I know that there will only ever be one class B for every class A , so I map this with OneToOne . If I mistakenly add the same class B to a second class A , both class A s reference the same class B (and so, with CascadeType.ALL set, a delete on one of these objects will remove the address referenced by the other). This all makes sense.

However, if I know that there may be multiple (same) instances of class B in the database, and I want any class A s to use this persisted attribute if it exists, I thought I could map this entity as ManyToOne and JPA / hibernate would take care of any necessary checks to see if the data is already in the database (loading and then using equality). It seems this isn't the case.
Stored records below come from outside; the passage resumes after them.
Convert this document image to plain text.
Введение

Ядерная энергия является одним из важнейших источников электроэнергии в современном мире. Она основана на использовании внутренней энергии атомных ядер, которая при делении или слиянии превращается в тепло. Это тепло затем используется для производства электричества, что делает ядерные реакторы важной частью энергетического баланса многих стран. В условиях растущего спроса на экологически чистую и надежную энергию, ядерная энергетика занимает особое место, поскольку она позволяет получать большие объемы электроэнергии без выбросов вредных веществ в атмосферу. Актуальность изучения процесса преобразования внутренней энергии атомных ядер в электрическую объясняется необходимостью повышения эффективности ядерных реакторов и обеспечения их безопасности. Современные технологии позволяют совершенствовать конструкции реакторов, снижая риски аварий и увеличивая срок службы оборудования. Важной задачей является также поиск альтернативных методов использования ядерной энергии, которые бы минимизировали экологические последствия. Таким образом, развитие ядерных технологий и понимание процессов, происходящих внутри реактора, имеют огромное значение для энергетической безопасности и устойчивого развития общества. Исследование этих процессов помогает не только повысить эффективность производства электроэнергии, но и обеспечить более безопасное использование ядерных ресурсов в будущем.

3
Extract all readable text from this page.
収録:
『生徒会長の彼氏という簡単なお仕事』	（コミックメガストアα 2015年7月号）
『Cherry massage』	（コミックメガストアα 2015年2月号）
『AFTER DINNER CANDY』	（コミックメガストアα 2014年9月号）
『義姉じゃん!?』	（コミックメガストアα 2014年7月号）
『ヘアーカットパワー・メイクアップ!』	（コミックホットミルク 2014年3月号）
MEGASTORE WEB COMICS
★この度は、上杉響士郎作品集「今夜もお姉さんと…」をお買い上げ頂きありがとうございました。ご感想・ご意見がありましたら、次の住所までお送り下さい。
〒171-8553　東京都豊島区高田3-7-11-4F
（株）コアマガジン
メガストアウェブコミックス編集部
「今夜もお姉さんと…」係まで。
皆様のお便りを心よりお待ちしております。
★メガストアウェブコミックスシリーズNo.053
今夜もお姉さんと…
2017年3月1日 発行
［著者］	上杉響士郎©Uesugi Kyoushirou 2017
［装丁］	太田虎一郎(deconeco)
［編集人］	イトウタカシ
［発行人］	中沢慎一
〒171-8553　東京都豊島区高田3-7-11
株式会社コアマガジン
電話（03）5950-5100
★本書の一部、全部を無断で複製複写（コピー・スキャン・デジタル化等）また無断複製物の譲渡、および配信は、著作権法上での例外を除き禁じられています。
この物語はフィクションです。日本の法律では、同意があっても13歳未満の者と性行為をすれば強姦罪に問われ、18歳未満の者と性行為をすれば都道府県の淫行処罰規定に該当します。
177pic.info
The ManyToOne relationship works in exactly the same way as the OneToOne above - ie as soon as I delete one of the class A objects that references a class B object, the 'class B' object gets deleted, too (even if referenced elsewhere). I would expect JPA / hibernate to check this class B object isn't referenced by any other class A object before deleting (even with CascadeType.ALL set - as it is marked up as a ManyToOne relationship).

Am I missing something here?

Unfortunately, there is no simple way to get what you want.

A cascading remove is very simple: if the entity on the cascading side is removed, the entity on the referenced side is also removed. Even if it is referenced by other entities. Well, hopefully, foreign key constraints in the database will prevent the underlying row being deleted, and an exception will be thrown, but the point is that the JPA provider will attempt to remove the entity. It sounds like this is not the behaviour you want, so cascading removal is not for you.

JPA also has a feature called orphan removal, but this has a similar limitation - it can't be used to manage shared objects. You can't even declare it on a @ManyToOne relationship.

Rather, i think you will need to handle this deletion manually. Instead of deleting the owning objects directly using the EntityManager , encapsulate the deletion in a service object (sometimes called a data access object or a repository) that deletes the object, and then checks to see if its referenced object should also be deleted.

I appreciate that this is awkward. But sadly, as far as i know, this is not something that JPA can automate for you.